Not surprisingly, they matter; we can interpret the line from “est 2” as the changes over time in hours worked once we’ve accounted for individual time-invariant characteristics. Why is it different from the line with just year fe? (est1). This could be for many reasons. For example, it could imply that the composition of who is reporting the hours worked may change in a way that correlates with individual-level characteristics. Look at the drop in hours worked from 77 to 83. It is more pronounced once we account for individual-level FE than year FE. This means that within individuals, we see large changes in hours relative to just looking at the “Year FE” line. Why is this?

Imagine that “who” is in our data changes over time. Say, for example, that over time there are fewer white individuals, and white individuals work fewer hours on average than other races, then this could be confounding our relationship over time because as white individuals “leave” the sample, the average hours worked will be higher as - on average- these individuals work fewer hours, but if we look at changes “within” individuals, we may actually notice that on average individuals are working fewer hours. So the compositional effect may be pushing things “upward” as we see in est1 vs. est2 for years 77,78, etc.

Let’s see if this is right. First, let’s see how hours worked varies by race:

```
webuse nlswork
collapse hours, by(year race)
twoway (connected hours year if race==1, sort) (connected hours year if race==2, sort) (connected hours year if race==3, sort), scheme(plotplainblind) legend(order(1 "White" 2 "Black" 3 "Other"))
```

Ok, this does seem to point at the fact that white individuals work, on average fewer hours than black or “other race” individuals. Now let’s see how many of them are in our sample over time.

```
webuse nlswork, clear
tab race, gen(racedummy)
collapse racedummy*, by(year)
twoway (connected racedummy1 year, sort) (connected racedummy2 year, sort) (connected racedummy3 year, sort), scheme(plotplainblind) legend(order(1 "White" 2 "Black" 3 "Other"))
```

Ok maybe there are some different patterns, but hard to see. We can do better by using year FE to see how composition changes over time. We are interested in knowing if there are “less” white individuals over time, so we can do the following

```
webuse nlswork, clear
tab race, gen(racedummy)
reg racedummy1 i.year
coefplot, keep(*.year) vertical recast(connected) xlabel(,angle(45)) ylabel(,angle(horizontal)) scheme(plotplainblind)
```

This graph shows our point much more clearly. Over the years 75, 75, etc we see the composition changing and fewer whites. This means that hours worked should go up in the year-fe model. You can follow the rest of the patterns.

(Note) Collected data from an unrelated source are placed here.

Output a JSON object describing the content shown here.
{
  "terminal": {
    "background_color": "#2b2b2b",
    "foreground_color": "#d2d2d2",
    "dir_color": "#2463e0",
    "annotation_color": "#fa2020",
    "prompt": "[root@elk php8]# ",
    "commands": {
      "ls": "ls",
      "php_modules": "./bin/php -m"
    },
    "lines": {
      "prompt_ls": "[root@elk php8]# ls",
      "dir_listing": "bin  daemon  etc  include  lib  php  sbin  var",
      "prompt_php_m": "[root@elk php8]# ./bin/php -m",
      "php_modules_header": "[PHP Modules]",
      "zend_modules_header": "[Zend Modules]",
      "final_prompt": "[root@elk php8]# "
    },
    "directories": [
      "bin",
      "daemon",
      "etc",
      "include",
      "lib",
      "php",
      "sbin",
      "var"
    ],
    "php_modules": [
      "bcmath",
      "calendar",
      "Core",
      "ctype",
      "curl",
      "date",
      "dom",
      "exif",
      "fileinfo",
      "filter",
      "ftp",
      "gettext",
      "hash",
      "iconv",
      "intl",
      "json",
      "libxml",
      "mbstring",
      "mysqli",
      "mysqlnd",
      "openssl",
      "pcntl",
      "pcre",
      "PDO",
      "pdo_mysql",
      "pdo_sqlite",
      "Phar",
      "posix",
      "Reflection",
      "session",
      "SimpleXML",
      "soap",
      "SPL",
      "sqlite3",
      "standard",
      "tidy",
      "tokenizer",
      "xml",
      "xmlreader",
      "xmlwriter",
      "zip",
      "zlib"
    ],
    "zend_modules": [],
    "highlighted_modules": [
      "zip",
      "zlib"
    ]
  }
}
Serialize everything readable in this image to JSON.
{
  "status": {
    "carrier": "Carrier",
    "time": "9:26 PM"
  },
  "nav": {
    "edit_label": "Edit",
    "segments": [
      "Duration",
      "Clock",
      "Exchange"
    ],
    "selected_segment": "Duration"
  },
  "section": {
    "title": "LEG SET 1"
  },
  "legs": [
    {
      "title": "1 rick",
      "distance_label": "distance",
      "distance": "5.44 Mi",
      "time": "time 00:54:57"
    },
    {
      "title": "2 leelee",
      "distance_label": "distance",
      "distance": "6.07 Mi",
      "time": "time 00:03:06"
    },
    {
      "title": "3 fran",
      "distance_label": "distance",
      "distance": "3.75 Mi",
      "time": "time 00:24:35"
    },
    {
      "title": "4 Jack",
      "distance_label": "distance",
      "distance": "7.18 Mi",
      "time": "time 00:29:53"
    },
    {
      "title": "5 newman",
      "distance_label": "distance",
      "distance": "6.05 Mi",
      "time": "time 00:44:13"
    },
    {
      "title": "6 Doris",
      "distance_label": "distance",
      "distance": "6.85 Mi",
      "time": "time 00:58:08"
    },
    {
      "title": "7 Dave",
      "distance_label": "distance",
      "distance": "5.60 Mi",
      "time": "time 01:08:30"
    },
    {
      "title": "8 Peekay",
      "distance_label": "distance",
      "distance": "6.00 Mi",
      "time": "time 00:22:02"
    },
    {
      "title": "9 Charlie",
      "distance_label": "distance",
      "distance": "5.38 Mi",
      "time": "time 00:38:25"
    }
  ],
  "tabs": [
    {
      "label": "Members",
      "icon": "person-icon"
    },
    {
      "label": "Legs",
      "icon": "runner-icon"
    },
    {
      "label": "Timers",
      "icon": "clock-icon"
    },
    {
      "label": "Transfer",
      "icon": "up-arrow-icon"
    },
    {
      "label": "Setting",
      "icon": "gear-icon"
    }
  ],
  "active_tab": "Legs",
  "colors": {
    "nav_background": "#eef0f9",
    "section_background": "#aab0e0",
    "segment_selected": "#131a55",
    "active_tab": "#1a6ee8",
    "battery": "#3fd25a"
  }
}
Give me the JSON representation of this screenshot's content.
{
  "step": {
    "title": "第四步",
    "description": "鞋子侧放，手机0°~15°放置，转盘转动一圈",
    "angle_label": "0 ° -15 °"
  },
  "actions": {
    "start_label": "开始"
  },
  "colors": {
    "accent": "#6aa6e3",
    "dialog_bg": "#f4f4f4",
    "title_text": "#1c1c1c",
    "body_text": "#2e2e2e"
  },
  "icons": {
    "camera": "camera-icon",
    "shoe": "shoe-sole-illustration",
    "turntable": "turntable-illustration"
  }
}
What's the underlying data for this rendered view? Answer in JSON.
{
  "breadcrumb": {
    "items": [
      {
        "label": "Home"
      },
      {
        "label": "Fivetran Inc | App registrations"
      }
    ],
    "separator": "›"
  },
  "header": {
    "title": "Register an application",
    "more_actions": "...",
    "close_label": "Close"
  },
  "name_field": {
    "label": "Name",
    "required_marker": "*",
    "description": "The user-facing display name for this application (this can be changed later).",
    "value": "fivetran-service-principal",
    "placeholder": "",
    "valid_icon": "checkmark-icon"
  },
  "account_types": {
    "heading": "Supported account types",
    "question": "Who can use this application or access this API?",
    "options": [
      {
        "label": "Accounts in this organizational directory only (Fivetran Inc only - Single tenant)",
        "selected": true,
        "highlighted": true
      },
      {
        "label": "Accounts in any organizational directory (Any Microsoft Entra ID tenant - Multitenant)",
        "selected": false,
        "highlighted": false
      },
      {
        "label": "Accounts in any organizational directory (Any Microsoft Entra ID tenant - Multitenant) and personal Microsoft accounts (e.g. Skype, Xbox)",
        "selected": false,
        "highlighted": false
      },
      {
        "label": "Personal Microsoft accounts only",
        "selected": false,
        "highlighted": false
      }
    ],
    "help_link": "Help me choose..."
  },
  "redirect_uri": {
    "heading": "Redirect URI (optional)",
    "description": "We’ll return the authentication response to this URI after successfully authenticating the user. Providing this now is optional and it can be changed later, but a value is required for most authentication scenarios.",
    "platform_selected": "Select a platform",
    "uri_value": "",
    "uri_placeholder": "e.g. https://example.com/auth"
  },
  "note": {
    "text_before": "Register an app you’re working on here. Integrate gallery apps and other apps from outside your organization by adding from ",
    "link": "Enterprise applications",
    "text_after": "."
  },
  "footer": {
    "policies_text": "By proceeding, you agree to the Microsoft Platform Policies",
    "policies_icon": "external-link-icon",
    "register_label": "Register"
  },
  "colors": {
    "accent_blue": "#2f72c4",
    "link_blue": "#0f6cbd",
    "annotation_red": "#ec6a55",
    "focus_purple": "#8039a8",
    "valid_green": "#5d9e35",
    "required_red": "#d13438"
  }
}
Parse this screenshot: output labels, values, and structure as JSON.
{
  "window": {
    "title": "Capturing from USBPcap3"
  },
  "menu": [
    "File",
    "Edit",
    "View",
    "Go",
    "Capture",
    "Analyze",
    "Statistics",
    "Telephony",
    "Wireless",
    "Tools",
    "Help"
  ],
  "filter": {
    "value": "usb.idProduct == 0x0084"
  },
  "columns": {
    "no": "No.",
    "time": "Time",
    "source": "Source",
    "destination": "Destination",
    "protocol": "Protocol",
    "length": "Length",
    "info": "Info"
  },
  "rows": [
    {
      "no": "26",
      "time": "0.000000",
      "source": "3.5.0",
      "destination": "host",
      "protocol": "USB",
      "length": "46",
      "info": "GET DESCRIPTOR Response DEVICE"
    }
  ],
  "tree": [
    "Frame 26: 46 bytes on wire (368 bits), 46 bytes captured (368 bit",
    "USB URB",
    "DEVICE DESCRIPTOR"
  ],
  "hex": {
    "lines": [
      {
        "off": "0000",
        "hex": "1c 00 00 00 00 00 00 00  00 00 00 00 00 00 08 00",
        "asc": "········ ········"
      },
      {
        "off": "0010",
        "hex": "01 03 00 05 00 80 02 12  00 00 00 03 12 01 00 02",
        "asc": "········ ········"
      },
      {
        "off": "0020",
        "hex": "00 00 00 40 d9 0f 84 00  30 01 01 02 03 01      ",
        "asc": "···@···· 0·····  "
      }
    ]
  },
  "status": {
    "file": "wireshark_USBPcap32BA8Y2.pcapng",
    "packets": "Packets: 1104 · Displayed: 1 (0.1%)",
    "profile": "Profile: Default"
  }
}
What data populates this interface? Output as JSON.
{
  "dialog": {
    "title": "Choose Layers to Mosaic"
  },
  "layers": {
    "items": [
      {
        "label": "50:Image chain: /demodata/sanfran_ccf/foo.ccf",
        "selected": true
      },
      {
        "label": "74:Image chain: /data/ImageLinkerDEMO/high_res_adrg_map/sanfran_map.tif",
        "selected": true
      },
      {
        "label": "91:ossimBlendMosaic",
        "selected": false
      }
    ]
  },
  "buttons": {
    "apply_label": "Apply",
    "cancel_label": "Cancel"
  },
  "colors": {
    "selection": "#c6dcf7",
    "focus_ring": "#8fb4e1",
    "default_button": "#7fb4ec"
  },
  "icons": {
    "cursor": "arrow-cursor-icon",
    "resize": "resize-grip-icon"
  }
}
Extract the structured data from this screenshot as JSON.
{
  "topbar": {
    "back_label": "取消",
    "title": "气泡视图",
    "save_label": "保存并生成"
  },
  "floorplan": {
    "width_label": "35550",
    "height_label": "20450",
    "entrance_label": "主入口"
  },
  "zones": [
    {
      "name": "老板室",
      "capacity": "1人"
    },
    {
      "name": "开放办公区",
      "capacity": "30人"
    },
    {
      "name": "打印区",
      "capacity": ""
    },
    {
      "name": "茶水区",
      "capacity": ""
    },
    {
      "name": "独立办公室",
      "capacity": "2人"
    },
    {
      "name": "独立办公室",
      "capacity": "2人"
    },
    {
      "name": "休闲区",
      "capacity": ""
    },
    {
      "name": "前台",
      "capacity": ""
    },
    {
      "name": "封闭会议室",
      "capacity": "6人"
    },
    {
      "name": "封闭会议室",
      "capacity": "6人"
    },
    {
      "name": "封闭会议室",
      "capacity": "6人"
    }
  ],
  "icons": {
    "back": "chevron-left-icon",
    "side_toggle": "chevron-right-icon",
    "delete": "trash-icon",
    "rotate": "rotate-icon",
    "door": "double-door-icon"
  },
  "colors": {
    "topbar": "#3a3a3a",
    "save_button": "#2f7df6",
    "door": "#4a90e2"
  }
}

If this theory were true, if we were to control for “race,” then the line with “year FE + race dummies” should be “closer” to the “individual FE” line than then just “year FE” line. Let’s test that

```
webuse nlswork, clear
xtset id year
estimates clear
eststo: reg hours i.year
eststo: xtreg hours i.year, fe
eststo: xtreg hours i.year i.race
coefplot est1 est2 est3, keep(*.year) vertical recast(connected) xlabel(,angle(45)) ylabel(,angle(horizontal)) scheme(plotplainblind)
```

This seems to pan out. The line with individual FE “est2” is on the bottom. Adding race has made us closer to the individual FE model, but not there quite yet. That means that individual-level FE is still capturing other potential confounders, but controlling for race (est3) gets us closer to this line.